Khotbah Hari Arafah Diterjemahkan ke 10 Bahasa, Termasuk Melayu dan China

Jemaah haji dari berbagai penjuru dunia berkumpul di bukit Arafah, Arab Saudi, untuk melaksanakan puncak ibadah haji wukuf. (AFP)

RIAULINK.COM - Khotbah Hari Arafah saat pelakasaan ibadah haji tahun 2020 akan diterjemahkan ke dalam 10 bahasa sebagai salah satu upaya untuk lebih jelas menyampaikan pesan perdamaian islam ke seluruh dunia.

Menyadur Saudi Gazzete, Ahad (26/7/2020), Sheikh Abdul Rahman Al-Sudais, kepala Presidensi Umum untuk Urusan Dua Masjid Suci mengatakan keputusan tersebut diambil sebagai salah satu upaya untuk menyampaikan pesan perdamaian Islam kepada ke seluruh dunia.

Sheikh Sudais mengatakan bahwa ia sudah menambah jumlah bahasa yang digunakan untuk menerjemahkan khotbah pada Hari Arafah dari lima menjadi 10 bahasa.

Khotbah di Hari Arafah tahun ini akan disampaikan dalam 10 bahasa, yaitu Inggris, Melayu, Urdu, Persia, Prancis, Cina, Turki, Rusia, Hausa dan Bengali.

Khotbah tersebut juga dapat didengarkan melalui aplikasi khotbah Arafat dan juga pada platform Manarat Al-Haramain.

Sehikh Sudais juga mengungkapkan bahwa proyek tersebut adalah yang terbesar di dunia dan Kerajaan Arab Saudi siap untuk melakukannya selama tiga tahun ke depan.

Pelaksanaan ibadah haji tahun 2020 ini sedikit berbeda karena dunia sedang dalam 'serangan' virus corona.
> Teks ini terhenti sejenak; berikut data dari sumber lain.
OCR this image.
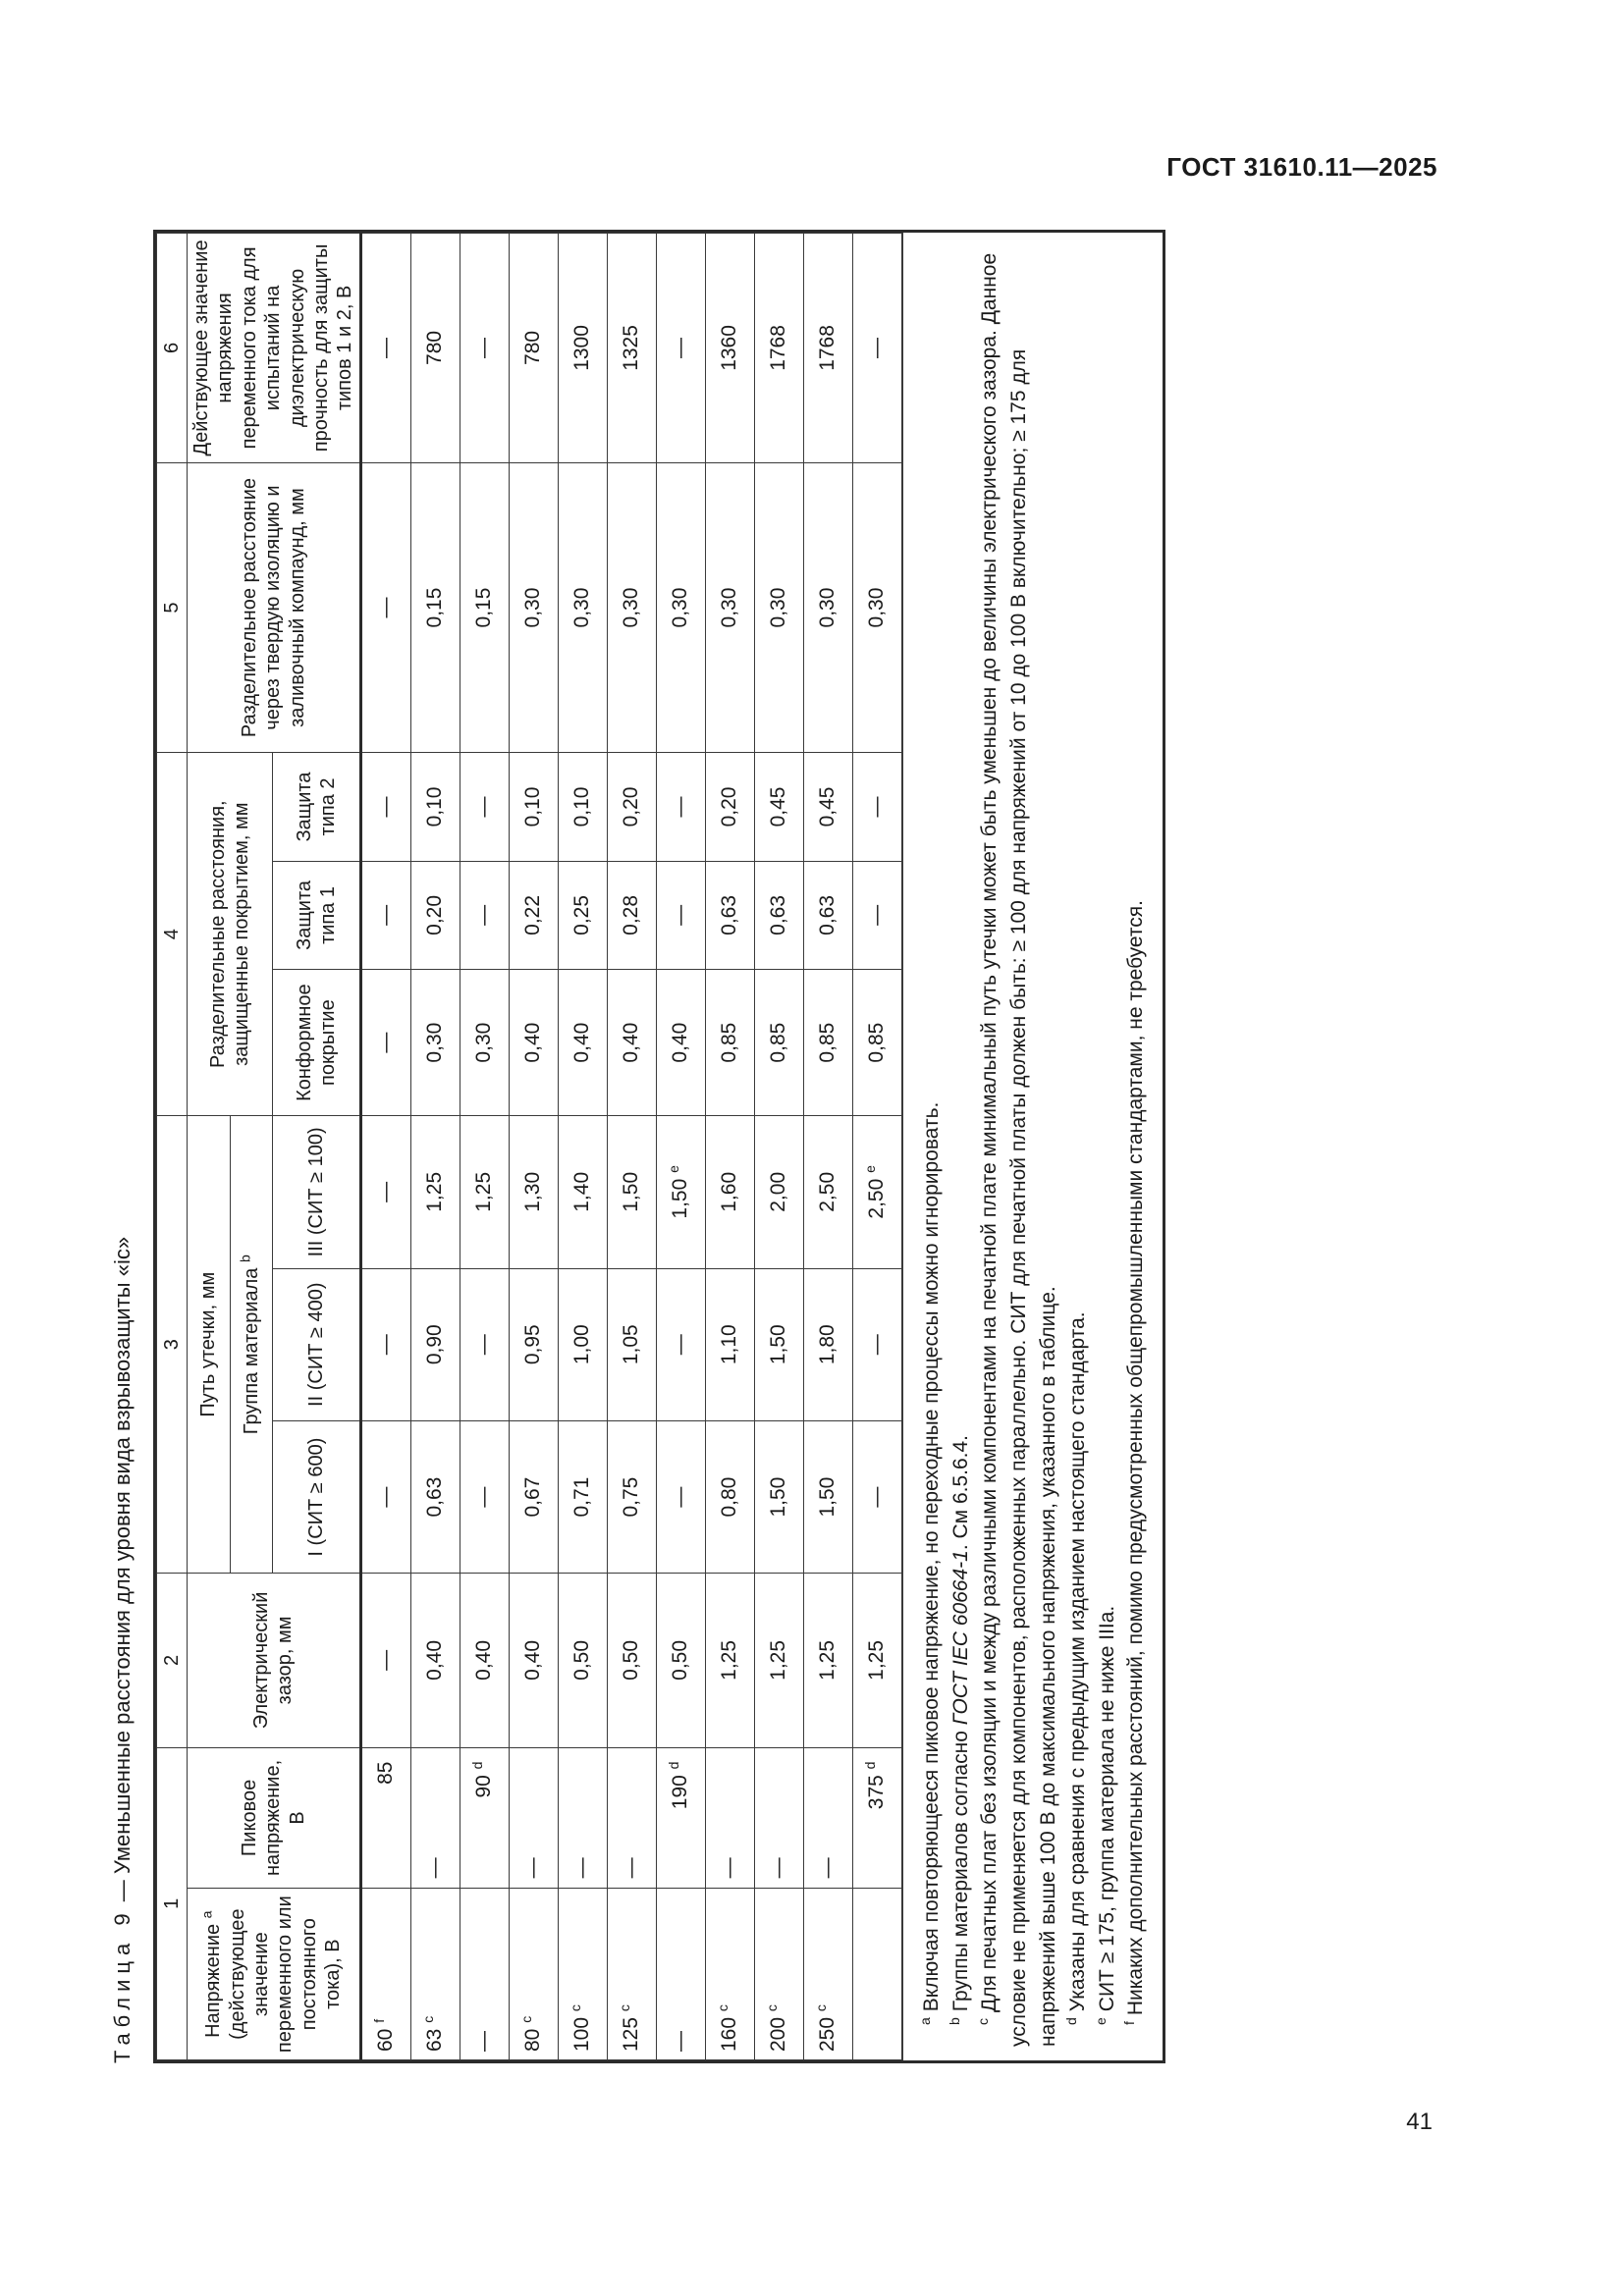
ГОСТ 31610.11—2025
Таблица 9 — Уменьшенные расстояния для уровня вида взрывозащиты «ic»
1		2	3			4			5	6
Напряжение $^a$ (действующее значение переменного или постоянного тока), В	Пиковое напряжение, В	Электрический зазор, мм	Путь утечки, мм			Разделительные расстояния, защищенные покрытием, мм			Разделительное расстояние через твердую изоляцию и заливочный компаунд, мм	Действующее значение напряжения переменного тока для испытаний на диэлектрическую прочность для защиты типов 1 и 2, В
			Группа материала $^b$
			I (СИТ ≥ 600)	II (СИТ ≥ 400)	III (СИТ ≥ 100)	Конформное покрытие	Защита типа 1	Защита типа 2		
60 $^f$	85	—	—	—	—	—	—	—	—	—
63 $^c$	—	0,40	0,63	0,90	1,25	0,30	0,20	0,10	0,15	780
—	90 $^d$	0,40	—	—	1,25	0,30	—	—	0,15	—
80 $^c$	—	0,40	0,67	0,95	1,30	0,40	0,22	0,10	0,30	780
100 $^c$	—	0,50	0,71	1,00	1,40	0,40	0,25	0,10	0,30	1300
125 $^c$	—	0,50	0,75	1,05	1,50	0,40	0,28	0,20	0,30	1325
—	190 $^d$	0,50	—	—	1,50 $^e$	0,40	—	—	0,30	—
160 $^c$	—	1,25	0,80	1,10	1,60	0,85	0,63	0,20	0,30	1360
200 $^c$	—	1,25	1,50	1,50	2,00	0,85	0,63	0,45	0,30	1768
250 $^c$	—	1,25	1,50	1,80	2,50	0,85	0,63	0,45	0,30	1768
	375 $^d$	1,25	—	—	2,50 $^e$	0,85	—	—	0,30	—

$^a$Включая повторяющееся пиковое напряжение, но переходные процессы можно игнорировать.

$^b$Группы материалов согласно ГОСТ IEC 60664-1. См 6.5.6.4.

$^c$Для печатных плат без изоляции и между различными компонентами на печатной плате минимальный путь утечки может быть уменьшен до величины электрического зазора. Данное условие не применяется для компонентов, расположенных параллельно. СИТ для печатной платы должен быть: ≥ 100 для напряжений от 10 до 100 В включительно; ≥ 175 для напряжений выше 100 В до максимального напряжения, указанного в таблице. $^d$Указаны для сравнения с предыдущим изданием настоящего стандарта.

$^e$СИТ ≥ 175, группа материала не ниже IIIa.

$^f$Никаких дополнительных расстояний, помимо предусмотренных общепромышленными стандартами, не требуется.

41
Pemerintah Arab Saudi sangat membatasi jumlah jemaah haji yang diperbolehkan hadir.

Kerajaan Arab Saudi mengatakan bahwa 70 persen jemaah yang diizinkan untuk berpartisipasi tahun ini berasal dari warga asing di Arab Saudi sementara 30 persen sisanya akan menjadi jatah warga negara Saudi.

Jemaah dari warga negara Arab Saudi akan dipilih dari petugas kesehatan dan personel keamanan yang dinyatakan bebas dari virus corona.

Warga asing di Arab Saudi yang ingin berpartisipasi harus berusia antara 20-50 tahun, dan yang belum pernah melaksanakan ibadah haji sebelumnya.

Arab Saudi juga menerapkan protokol kesehatan yang ketat, mulai dari pengetesan Covid-19 sebelum berangkat dan selesai melaksanakan ibadah.

Para jemaah juga harus melaksanakan karantina selama 14 hari sebelum melaksanakan ibadah haji.

Dikutip dari Al Arabiya, jemaah haji hanya dapat minum air suci dari sumur Zamzam yang dikemas dalam botol plastik.

Selain itu, batu kerikil untuk lempar jumrah yang biasanya diambil sendiri oleh jemaah, sudah disediakan dalam bungkusan plastik dan sudah disterilkan sebelumnya. Para jemaah juga harus membawa alas ibadah atau sajadah sendiri.

Pihak berwenang mengatakan siapa pun yang berpartisipasi pada ibadah haji tidak akan diizinkan menyentuh Ka'bah. Jemaah juga harus mengenakan masker, menjaga jarak selama salat dan tidur di tenda.